Ornithine Transcarbamylase Deficiency: Genetics
Published Online: 16 JUL 2007
Copyright © 2001 John Wiley & Sons, Ltd. All rights reserved.
How to Cite
Azevedo, L. and Amorim, A. 2007. Ornithine Transcarbamylase Deficiency: Genetics. eLS.
- Published Online: 16 JUL 2007
Ornithine transcarbamylase deficiency, the most common urea cycle disorder, is an X-linked trait displaying large phenotypic heterogeneity, which includes cases of symptomatic heterozygotes and wide mutational spectrum.
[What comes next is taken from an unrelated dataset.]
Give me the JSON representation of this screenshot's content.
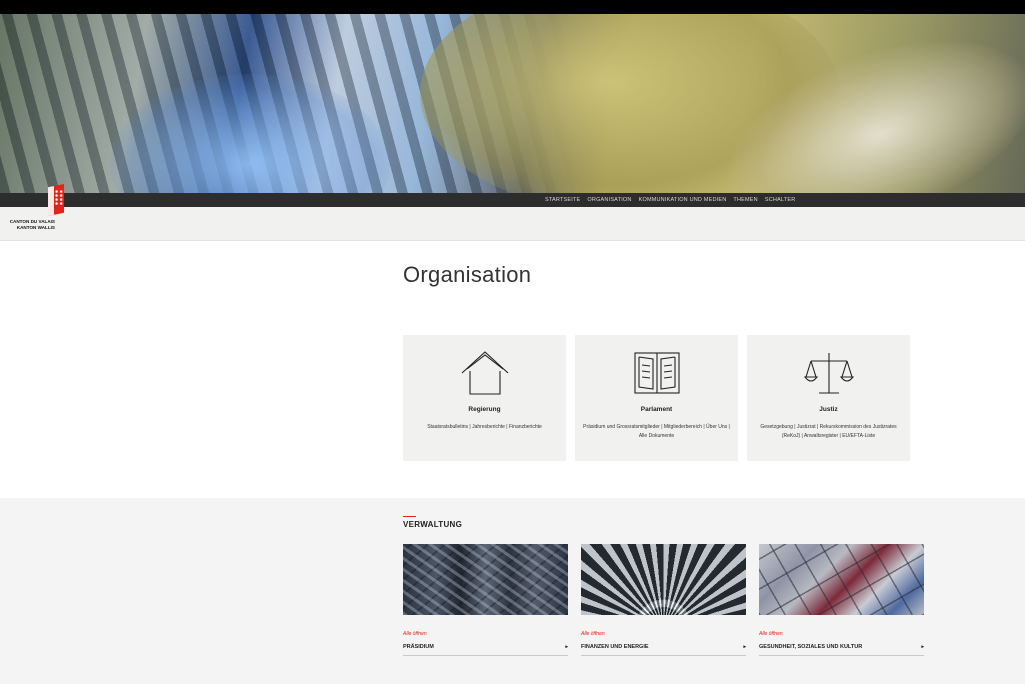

Moreover, de novo mutations are common, particularly in the male gametogenesis, being responsible for as much as three-fourth of female abnormal chromosomes. Recurrent mutations found in different human populations are associated with hypermutable CpG dinucleotides. These features render diagnosis, genetic counselling and treatment particularly difficult. The responsible gene is, however, an excellent model for research on human mutation, due to (a) the mode of transmission (allowing direct haplotype ascertainment and evaluation of the role of recombination, which occurs only in females) and (b) the abundance and diversity of mutations. Treatment strategies involve reduction of protein level intake and stimulation of alternative metabolic pathways or liver transplantation.